Outro indício de que nem todos os municípios (tabelas 7 e 8) previstos como beneficiários pelo EIA o serão de fato é a divergência entre o número mencionado nesse estudo, 483 (86 na AID, tabela 7, e 397 na AII, tabela 8), e o número de municípios beneficiados de acordo com o MI, que é igual a 391.4

Considerando ser pouco provável que o MI apresente um número de municípios beneficiados menor do que o realmente previsto no projeto, infere-se que o número de 391 municípios esteja mais próximo do real do que o número 483.

Evidencia-se por essa divergência que a delimitação da região, e consequentemente da população, a ser beneficiada não é muito precisa, o que dificulta o estudo sobre os benefícios sociais do projeto. Ademais, deve-se ressaltar que mesmo o número de 391 municípios beneficiados propugnado pelo MI carece de comprovação.

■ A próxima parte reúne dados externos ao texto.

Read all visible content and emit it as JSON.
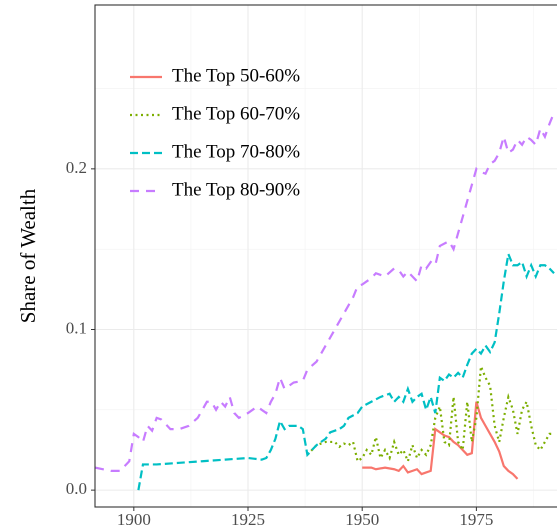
{
  "chart_data": {
    "type": "line",
    "y_label": "Share of Wealth",
    "xlim": [
      1891.5,
      1994.4
    ],
    "xticks": [
      1900,
      1925,
      1950,
      1975
    ],
    "ylim": [
      -0.0105,
      0.302
    ],
    "yticks": [
      {
        "value": 0,
        "label": "0.0"
      },
      0.1,
      0.2
    ],
    "grid": true,
    "legend": "top-left",
    "series": [
      {
        "name": "The Top 50-60%",
        "color": "#F8766D",
        "dash": "solid",
        "x": [
          1950,
          1952,
          1953,
          1955,
          1957,
          1958,
          1959,
          1960,
          1961,
          1962,
          1963,
          1964,
          1965,
          1966,
          1967,
          1968,
          1969,
          1970,
          1971,
          1972,
          1973,
          1974,
          1975,
          1976,
          1977,
          1978,
          1979,
          1980,
          1981,
          1982,
          1983,
          1984
        ],
        "values": [
          0.014,
          0.014,
          0.013,
          0.014,
          0.013,
          0.012,
          0.015,
          0.011,
          0.012,
          0.013,
          0.01,
          0.011,
          0.012,
          0.038,
          0.036,
          0.034,
          0.033,
          0.03,
          0.028,
          0.025,
          0.022,
          0.023,
          0.055,
          0.045,
          0.04,
          0.035,
          0.03,
          0.024,
          0.015,
          0.012,
          0.01,
          0.007
        ]
      },
      {
        "name": "The Top 60-70%",
        "color": "#7CAE00",
        "dash": "dotted",
        "x": [
          1938,
          1939,
          1940,
          1942,
          1944,
          1945,
          1946,
          1947,
          1948,
          1949,
          1950,
          1951,
          1952,
          1953,
          1954,
          1955,
          1956,
          1957,
          1958,
          1959,
          1960,
          1961,
          1962,
          1963,
          1964,
          1965,
          1966,
          1967,
          1968,
          1969,
          1970,
          1971,
          1972,
          1973,
          1974,
          1975,
          1976,
          1977,
          1978,
          1979,
          1980,
          1981,
          1982,
          1983,
          1984,
          1985,
          1986,
          1987,
          1988,
          1989,
          1990,
          1991,
          1992
        ],
        "values": [
          0.022,
          0.025,
          0.028,
          0.03,
          0.03,
          0.027,
          0.029,
          0.028,
          0.03,
          0.018,
          0.02,
          0.025,
          0.022,
          0.033,
          0.02,
          0.025,
          0.02,
          0.03,
          0.022,
          0.025,
          0.018,
          0.028,
          0.02,
          0.025,
          0.022,
          0.028,
          0.045,
          0.052,
          0.03,
          0.028,
          0.058,
          0.03,
          0.025,
          0.055,
          0.03,
          0.045,
          0.077,
          0.07,
          0.065,
          0.04,
          0.03,
          0.045,
          0.058,
          0.05,
          0.035,
          0.05,
          0.055,
          0.04,
          0.028,
          0.025,
          0.03,
          0.035,
          0.035
        ]
      },
      {
        "name": "The Top 70-80%",
        "color": "#00BFC4",
        "dash": "dashed",
        "x": [
          1901,
          1902,
          1905,
          1910,
          1915,
          1920,
          1925,
          1928,
          1929,
          1930,
          1931,
          1932,
          1933,
          1934,
          1936,
          1937,
          1938,
          1939,
          1940,
          1942,
          1943,
          1945,
          1946,
          1947,
          1949,
          1950,
          1952,
          1954,
          1956,
          1957,
          1958,
          1959,
          1960,
          1961,
          1962,
          1963,
          1964,
          1965,
          1966,
          1967,
          1968,
          1969,
          1970,
          1971,
          1972,
          1973,
          1974,
          1975,
          1976,
          1977,
          1978,
          1979,
          1980,
          1981,
          1982,
          1983,
          1984,
          1985,
          1986,
          1987,
          1988,
          1989,
          1990,
          1991,
          1992
        ],
        "values": [
          0.0,
          0.016,
          0.016,
          0.017,
          0.018,
          0.019,
          0.02,
          0.019,
          0.02,
          0.025,
          0.032,
          0.043,
          0.038,
          0.04,
          0.04,
          0.038,
          0.022,
          0.025,
          0.028,
          0.032,
          0.036,
          0.038,
          0.04,
          0.045,
          0.048,
          0.052,
          0.055,
          0.058,
          0.06,
          0.055,
          0.058,
          0.055,
          0.063,
          0.055,
          0.058,
          0.06,
          0.05,
          0.058,
          0.048,
          0.07,
          0.068,
          0.072,
          0.07,
          0.073,
          0.07,
          0.078,
          0.085,
          0.088,
          0.085,
          0.09,
          0.086,
          0.092,
          0.11,
          0.13,
          0.147,
          0.14,
          0.14,
          0.142,
          0.133,
          0.14,
          0.133,
          0.14,
          0.14,
          0.138,
          0.135
        ]
      },
      {
        "name": "The Top 80-90%",
        "color": "#C77CFF",
        "dash": "longdash",
        "x": [
          1891.5,
          1895,
          1897,
          1899,
          1900,
          1901,
          1902,
          1903,
          1904,
          1905,
          1906,
          1908,
          1910,
          1912,
          1914,
          1916,
          1917,
          1918,
          1919,
          1920,
          1921,
          1922,
          1923,
          1925,
          1927,
          1929,
          1930,
          1931,
          1932,
          1933,
          1935,
          1937,
          1938,
          1940,
          1942,
          1944,
          1946,
          1948,
          1949,
          1950,
          1952,
          1953,
          1955,
          1957,
          1958,
          1959,
          1960,
          1962,
          1963,
          1964,
          1965,
          1966,
          1967,
          1969,
          1970,
          1971,
          1972,
          1973,
          1974,
          1975,
          1976,
          1977,
          1978,
          1979,
          1980,
          1981,
          1982,
          1983,
          1984,
          1985,
          1986,
          1987,
          1988,
          1989,
          1990,
          1991,
          1992
        ],
        "values": [
          0.014,
          0.012,
          0.012,
          0.018,
          0.035,
          0.033,
          0.03,
          0.04,
          0.037,
          0.045,
          0.044,
          0.038,
          0.038,
          0.04,
          0.045,
          0.055,
          0.055,
          0.05,
          0.055,
          0.052,
          0.058,
          0.048,
          0.045,
          0.048,
          0.052,
          0.048,
          0.055,
          0.06,
          0.07,
          0.063,
          0.067,
          0.068,
          0.075,
          0.08,
          0.09,
          0.1,
          0.11,
          0.12,
          0.127,
          0.128,
          0.132,
          0.135,
          0.133,
          0.138,
          0.137,
          0.133,
          0.136,
          0.13,
          0.14,
          0.138,
          0.142,
          0.14,
          0.152,
          0.155,
          0.15,
          0.16,
          0.17,
          0.18,
          0.19,
          0.2,
          0.198,
          0.197,
          0.203,
          0.205,
          0.21,
          0.22,
          0.21,
          0.212,
          0.218,
          0.215,
          0.22,
          0.218,
          0.215,
          0.225,
          0.22,
          0.228,
          0.235
        ]
      }
    ]
  }
}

O TCU realizou uma auditoria operacional no Projeto de Transposição e entre as observações feitas pela equipe de auditores, algumas se referem à delimitação da área de abrangência do projeto. As recomendações dos auditores foram aprovadas pelos ministros do TCU no Acórdão no 2017/2006.

Nessa auditoria, foram enviados questionários a esses 391 municípios que de acordo com o MI serão beneficiados pela transposição com o intuito de obter uma visão mais acurada das demandas hídricas na região. Desses municípios, 103 enviaram o questionário respondido para o TCU, o que foi considerado uma amostra representativa (26% do total).

Mais de 20% dos municípios que responderam ao questionário afirmaram que não terão nenhum benefício com o projeto. Em alguns casos, o representante do município que respondeu ao questionário declarou que seu município não pertence à área de abrangência do projeto (apesar de estar incluído na listagem do MI entre os 391 municípios beneficiados).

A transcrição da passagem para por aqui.